Five Leading Animal Welfare Organizations Give $3.2 Million Boost to Spay/Neuter Efforts in Gulf Coast Communities

Tuesday, July 11, 2006
Washington, D.C.
Today in St. Bernard Parish, La., the Big Fix Rig -- a traveling spay/neuter clinic for cats -- opened for business at its first stop in the state to help reduce pet overpopulation in the hurricane-ravaged region. The rig will provide low-cost services to area residents. St. Bernard Parish was one of the areas hardest hit in 2005 by Hurricane Katrina, a storm that exposed on a national level the need for vigorous population control efforts in the region.

    The Big Fix Rig is part of a $3.2 million effort funded by the ASPCA, The Humane Society of the United States, PetSmart Charities, International Fund for Animal Welfare, and United Animal Nations to increase the number of affordable and accessible spay/neuter programs in the hurricane-affected areas of Louisiana and Mississippi. Local organizations Spay/Louisiana, Mississippi Spay Neuter (SPAN) and Humane Society of South Mississippi are coordinating the initiatives with the help of other local animal agencies throughout the region. The rig will go to Mississippi after its Louisiana tour.

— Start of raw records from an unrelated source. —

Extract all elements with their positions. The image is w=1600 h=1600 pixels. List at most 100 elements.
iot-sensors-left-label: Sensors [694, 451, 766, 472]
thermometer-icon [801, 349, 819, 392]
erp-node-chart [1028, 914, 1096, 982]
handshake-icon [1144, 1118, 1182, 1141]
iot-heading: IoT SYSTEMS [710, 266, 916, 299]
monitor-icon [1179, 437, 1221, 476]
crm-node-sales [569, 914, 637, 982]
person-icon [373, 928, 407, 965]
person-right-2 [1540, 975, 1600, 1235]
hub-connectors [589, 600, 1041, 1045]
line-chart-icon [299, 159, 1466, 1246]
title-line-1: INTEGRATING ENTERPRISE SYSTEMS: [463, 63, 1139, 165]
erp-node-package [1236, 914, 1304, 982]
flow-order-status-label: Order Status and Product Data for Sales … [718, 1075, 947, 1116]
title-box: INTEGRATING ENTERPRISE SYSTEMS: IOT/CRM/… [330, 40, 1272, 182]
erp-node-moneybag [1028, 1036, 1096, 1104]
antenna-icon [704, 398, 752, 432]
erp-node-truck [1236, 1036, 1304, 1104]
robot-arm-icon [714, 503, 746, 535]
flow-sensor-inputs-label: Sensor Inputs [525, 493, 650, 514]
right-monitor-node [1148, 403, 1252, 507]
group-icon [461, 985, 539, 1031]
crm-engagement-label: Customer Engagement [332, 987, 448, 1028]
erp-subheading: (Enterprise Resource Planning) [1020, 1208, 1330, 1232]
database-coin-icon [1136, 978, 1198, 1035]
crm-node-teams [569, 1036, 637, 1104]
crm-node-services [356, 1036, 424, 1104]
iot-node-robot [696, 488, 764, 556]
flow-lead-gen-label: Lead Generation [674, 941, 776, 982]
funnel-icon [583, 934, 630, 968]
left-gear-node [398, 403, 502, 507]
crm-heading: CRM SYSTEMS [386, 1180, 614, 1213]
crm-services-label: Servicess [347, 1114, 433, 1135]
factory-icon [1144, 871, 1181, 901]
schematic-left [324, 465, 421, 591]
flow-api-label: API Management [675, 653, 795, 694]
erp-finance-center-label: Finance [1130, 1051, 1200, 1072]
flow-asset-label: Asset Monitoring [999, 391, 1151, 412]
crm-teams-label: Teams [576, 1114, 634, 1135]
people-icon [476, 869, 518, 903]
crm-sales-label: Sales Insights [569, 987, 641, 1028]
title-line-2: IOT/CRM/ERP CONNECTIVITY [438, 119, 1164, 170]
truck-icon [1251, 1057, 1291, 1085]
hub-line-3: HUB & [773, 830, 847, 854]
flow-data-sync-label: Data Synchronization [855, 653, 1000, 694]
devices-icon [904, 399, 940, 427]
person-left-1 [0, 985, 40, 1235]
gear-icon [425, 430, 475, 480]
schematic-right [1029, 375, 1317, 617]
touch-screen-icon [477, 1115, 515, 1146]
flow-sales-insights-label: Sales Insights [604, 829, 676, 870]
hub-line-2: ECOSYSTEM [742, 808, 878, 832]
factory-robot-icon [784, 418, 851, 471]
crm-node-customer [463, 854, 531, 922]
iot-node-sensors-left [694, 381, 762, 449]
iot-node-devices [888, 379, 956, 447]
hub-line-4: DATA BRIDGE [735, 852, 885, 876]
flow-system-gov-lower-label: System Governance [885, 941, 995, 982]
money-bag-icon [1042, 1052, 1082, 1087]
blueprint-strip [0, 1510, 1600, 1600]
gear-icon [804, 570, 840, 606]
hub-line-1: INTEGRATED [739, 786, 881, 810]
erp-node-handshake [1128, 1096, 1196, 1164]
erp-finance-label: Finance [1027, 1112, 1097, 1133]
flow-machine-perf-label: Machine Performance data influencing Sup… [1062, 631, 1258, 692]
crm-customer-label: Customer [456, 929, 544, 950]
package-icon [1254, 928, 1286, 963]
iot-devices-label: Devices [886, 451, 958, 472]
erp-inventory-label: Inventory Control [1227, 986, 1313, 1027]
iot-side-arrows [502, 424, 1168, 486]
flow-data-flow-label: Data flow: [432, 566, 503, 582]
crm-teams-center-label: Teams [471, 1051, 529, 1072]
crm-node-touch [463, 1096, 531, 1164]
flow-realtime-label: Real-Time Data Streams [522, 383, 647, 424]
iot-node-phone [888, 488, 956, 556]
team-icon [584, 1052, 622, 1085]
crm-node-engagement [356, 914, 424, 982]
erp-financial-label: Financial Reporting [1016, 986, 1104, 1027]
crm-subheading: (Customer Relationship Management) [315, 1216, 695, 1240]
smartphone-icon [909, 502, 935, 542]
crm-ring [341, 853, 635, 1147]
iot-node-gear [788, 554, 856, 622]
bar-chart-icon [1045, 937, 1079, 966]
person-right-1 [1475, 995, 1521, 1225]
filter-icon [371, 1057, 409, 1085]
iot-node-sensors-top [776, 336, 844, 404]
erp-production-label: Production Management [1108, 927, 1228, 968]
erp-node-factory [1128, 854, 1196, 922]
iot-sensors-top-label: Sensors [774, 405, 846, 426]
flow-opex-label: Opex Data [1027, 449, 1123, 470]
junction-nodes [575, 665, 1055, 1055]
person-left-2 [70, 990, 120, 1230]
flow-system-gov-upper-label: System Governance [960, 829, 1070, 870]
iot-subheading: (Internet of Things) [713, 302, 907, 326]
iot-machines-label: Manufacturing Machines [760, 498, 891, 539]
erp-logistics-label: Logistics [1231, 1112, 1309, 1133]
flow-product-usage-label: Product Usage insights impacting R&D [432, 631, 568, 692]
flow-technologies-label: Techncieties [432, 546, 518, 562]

    The problem of animal overpopulation in the Gulf Coast region, where nearly 80 percent of all pets are unaltered, has long preceded Hurricane Katrina. Animal control agencies euthanize tens of thousands of healthy animals each year for lack of homes. Animal welfare groups believe this focused spay/neuter initiative will help improve the overall health and adoption prospects for all companion animals in the region.

    In addition to the Big Fix Rig, the initiative provides funding for high-volume spay/neuter clinics in New Orleans and Gulfport, Miss. and for voucher programs in both states. The latter two programs will serve both cats and dogs. All told, the initiative has the capacity to fund up to 20,000 spay/neuter surgeries in the first year.

    About the Big Fix Rig

    • A one-of-a-kind, 53-foot semi-trailer retro-fitted as a mobile spay/neuter clinic for cats.
    • Can accommodate 120 cat sterilizations per day.
    • Can be converted into an emergency transportation vehicle capable of housing up to 160 cats.
    • Will spend six months in Louisiana then six months in Mississippi.
    • Managed by staff from Humane Alliance, a successful and self-sustaining high-volume spay/neuter clinic in North Carolina.

    About the High-volume Spay/Neuter Clinics

    • At a new 5,000-square-foot facility in Gulfport, the Humane Society of South Mississippi has the capacity to perform 6,000 spay/neuter surgeries in the first year and 16,800 in the second year of the initiative.
    • By early 2007, Spay/Louisiana will open a regional clinic in New Orleans with the capacity to perform 8,400 surgeries in the first year and 16,800 in the second year.    
    • The Spay/Louisiana clinic will serve up to 25 parishes with a combined population of 2.58 million and an estimated cat and dog population of more than 1.66 million – an estimated 221,000 of which live in households that fall below the federal poverty threshold.

    About the Voucher Programs

    • Spay/Louisiana will subsidize spay/neuter surgeries performed by a designated network of veterinary hospitals and clinics. Participating veterinarians will accept a reduction in their usual fees, thereby encouraging more surgeries for pets of low-income owners.
        • Mississippi SPAN, working with the Humane Society of South Mississippi and other partners, will double the size of its existing statewide voucher program to 7,600 vouchers a year.